Tak Ada Negara yang Tunda Pemilu karena Pertumbuhan Ekonomi, Titi: Janggal dan Tidak Lazim
Titi Anggraini sebut penundaan pemilu janggal dan tidak lazim. (foto: instagram @tanggraini)

Bagikan:

JAKARTA - Tidak ada satu pun negara di dunia menunda pemilihan umum (pemilu) dengan alasan untuk menjaga stabilitas pertumbuhan ekonomi. Pernyataan ini dilontarkan oleh Anggota Dewan Pembina Perludem Titi Anggraini, di Semarang.

"Penundaan pemilu merupakan strategi populer kedua yang dipakai selain amandemen konstitusi," kata Titi Anggraini kepada Antara di Semarang, Sabtu, 26 Februari. Pernyataan ini muncul terkait dengan sejumlah pimpinan partai politik pendukung pemerintah yang mewacanakan perpanjangan masa jabatan presiden/wakil presiden.

Pegiat pemilu ini menilai wacana itu merupakan strategi dalam rangka memperpanjang durasi kekuasaan. Selain itu juga menghindari pembatasan masa jabatan dengan cara menghindari pelaksanaan pemilu.

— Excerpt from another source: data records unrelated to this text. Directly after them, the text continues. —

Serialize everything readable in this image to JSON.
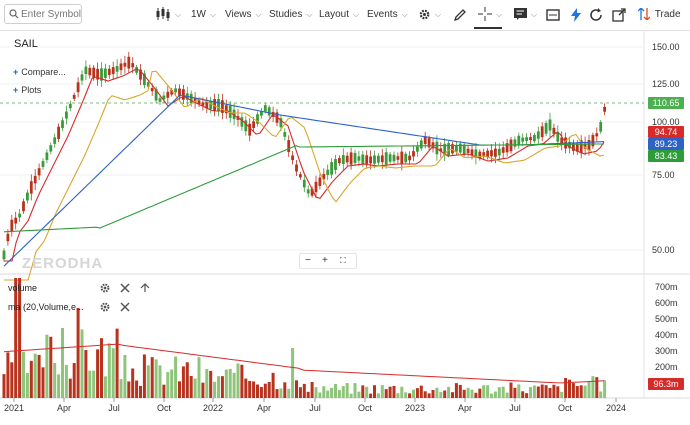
{
  "toolbar": {
    "search_placeholder": "Enter Symbol",
    "interval": "1W",
    "views": "Views",
    "studies": "Studies",
    "layout": "Layout",
    "events": "Events",
    "trade": "Trade"
  },
  "symbol": "SAIL",
  "compare_label": "Compare...",
  "plots_label": "Plots",
  "watermark": "ZERODHA",
  "volume_panel": {
    "study1": "volume",
    "study2": "ma (20,Volume,e..."
  },
  "price_axis": {
    "ticks": [
      "150.00",
      "125.00",
      "100.00",
      "75.00",
      "50.00"
    ]
  },
  "volume_axis": {
    "ticks": [
      "700m",
      "600m",
      "500m",
      "400m",
      "300m",
      "200m",
      "100m"
    ]
  },
  "x_axis": {
    "ticks": [
      "2021",
      "Apr",
      "Jul",
      "Oct",
      "2022",
      "Apr",
      "Jul",
      "Oct",
      "2023",
      "Apr",
      "Jul",
      "Oct",
      "2024"
    ]
  },
  "badges": {
    "last_price": "110.65",
    "ma_red": "94.74",
    "ma_blue": "89.23",
    "ma_green": "83.43",
    "volume_ma": "96.3m"
  },
  "colors": {
    "up": "#3a9b3a",
    "down": "#b8321e",
    "ma_red": "#d62b2b",
    "ma_orange": "#d7a72f",
    "ma_blue": "#2e63c5",
    "ma_green": "#2f9c3a",
    "last_price": "#4caf50"
  }
}
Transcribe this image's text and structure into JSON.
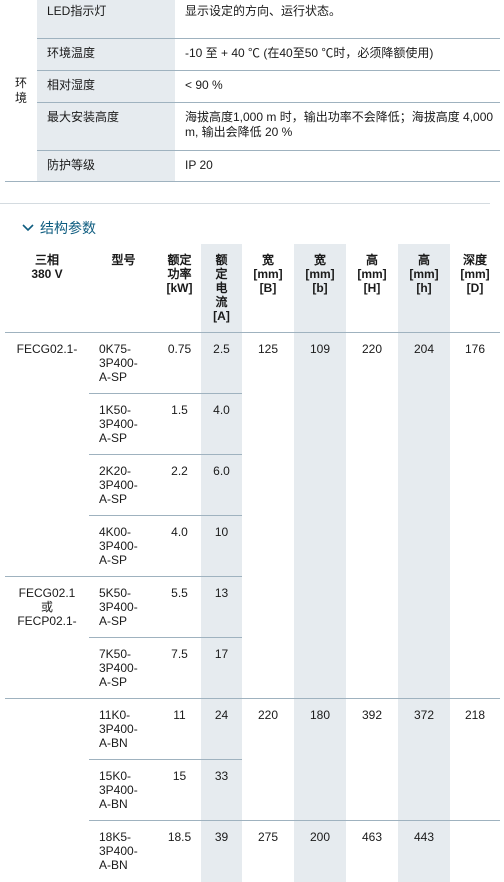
{
  "env": {
    "rows": [
      {
        "key": "LED指示灯",
        "val": "显示设定的方向、运行状态。"
      },
      {
        "key": "环境温度",
        "val": "-10 至 + 40 ℃ (在40至50 ℃时，必须降额使用)"
      },
      {
        "key": "相对湿度",
        "val": "< 90 %"
      },
      {
        "key": "最大安装高度",
        "val": "海拔高度1,000 m 时，输出功率不会降低；海拔高度 4,000 m, 输出会降低 20 %"
      },
      {
        "key": "防护等级",
        "val": "IP 20"
      }
    ],
    "group_label_1": "环",
    "group_label_2": "境"
  },
  "section": {
    "title": "结构参数",
    "icon": "chevron-down-icon"
  },
  "headers": {
    "phase": "三相\n380 V",
    "model": "型号",
    "power": "额定\n功率\n[kW]",
    "current": "额\n定\n电\n流\n[A]",
    "w_big": "宽\n[mm]\n[B]",
    "w_small": "宽\n[mm]\n[b]",
    "h_big": "高\n[mm]\n[H]",
    "h_small": "高\n[mm]\n[h]",
    "depth": "深度\n[mm]\n[D]"
  },
  "series": {
    "s1": "FECG02.1-",
    "s2": "FECG02.1\n或\nFECP02.1-"
  },
  "rows": [
    {
      "model": "0K75-\n3P400-\nA-SP",
      "power": "0.75",
      "current": "2.5"
    },
    {
      "model": "1K50-\n3P400-\nA-SP",
      "power": "1.5",
      "current": "4.0"
    },
    {
      "model": "2K20-\n3P400-\nA-SP",
      "power": "2.2",
      "current": "6.0"
    },
    {
      "model": "4K00-\n3P400-\nA-SP",
      "power": "4.0",
      "current": "10"
    },
    {
      "model": "5K50-\n3P400-\nA-SP",
      "power": "5.5",
      "current": "13"
    },
    {
      "model": "7K50-\n3P400-\nA-SP",
      "power": "7.5",
      "current": "17"
    },
    {
      "model": "11K0-\n3P400-\nA-BN",
      "power": "11",
      "current": "24"
    },
    {
      "model": "15K0-\n3P400-\nA-BN",
      "power": "15",
      "current": "33"
    },
    {
      "model": "18K5-\n3P400-\nA-BN",
      "power": "18.5",
      "current": "39"
    }
  ],
  "dims": [
    {
      "B": "125",
      "b": "109",
      "H": "220",
      "h": "204",
      "D": "176"
    },
    {
      "B": "220",
      "b": "180",
      "H": "392",
      "h": "372",
      "D": "218"
    },
    {
      "B": "275",
      "b": "200",
      "H": "463",
      "h": "443",
      "D": ""
    }
  ]
}
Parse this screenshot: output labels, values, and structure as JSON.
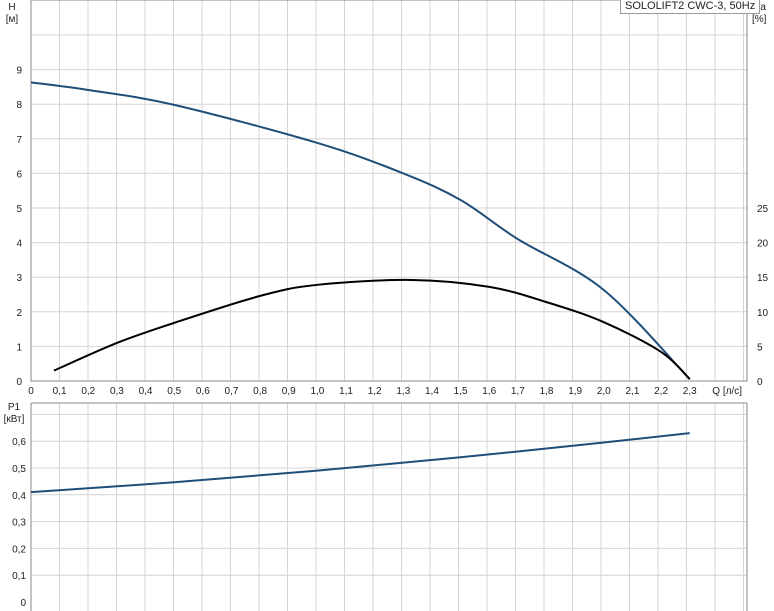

Titi mengemukakan bahwa pada masa pandemi COVID-19 sejumlah negara memang menunda pemilu mereka untuk jangka waktu tertentu. Akan tetapi, pertimbangannya adalah demi keselamatan jiwa warga negara.

"Hal itu pun dilakukan dengan sangat cermat, pertimbangan hukum yang ketat, serta proses yang terbuka," ujarnya.

Kalau alasannya pertumbuhan ekonomi, menurut Titi, selain sangat janggal, tidak lazim, bahkan jelas-jelas bertentangan dengan konstitusi.

Menurut Titi, pasal 7 UUD RI Tahun 1945, jelas mengatur bahwa presiden dan wakil presiden memegang jabatan selama 5 tahun, dan sesudahnya dapat dipilih kembali dalam jabatan yang sama, hanya untuk satu kali masa jabatan.

Selain itu, Pasal 22E ayat (1) UUD 1945 juga secara eksplisit menyebutkan pemilihan umum dilaksanakan secara langsung, umum, bebas, rahasia, jujur, dan adil setiap 5 tahun sekali.

"Mestinya elite dan pimpinan parpol patuh dan taat dalam menjalankan konstitusi, bukan malah menawarkan sesuatu yang jelas tidak ada celahnya dalam UU Pemilu maupun konstitusi kita," tutur Titi.

Ia mengemukakan bahwa budaya konstitusi yang buruk selain merupakan pendidikan politik yang buruk, juga bisa menumbuhkan apatisme yang lebih besar pada publik terhadap para pejabat.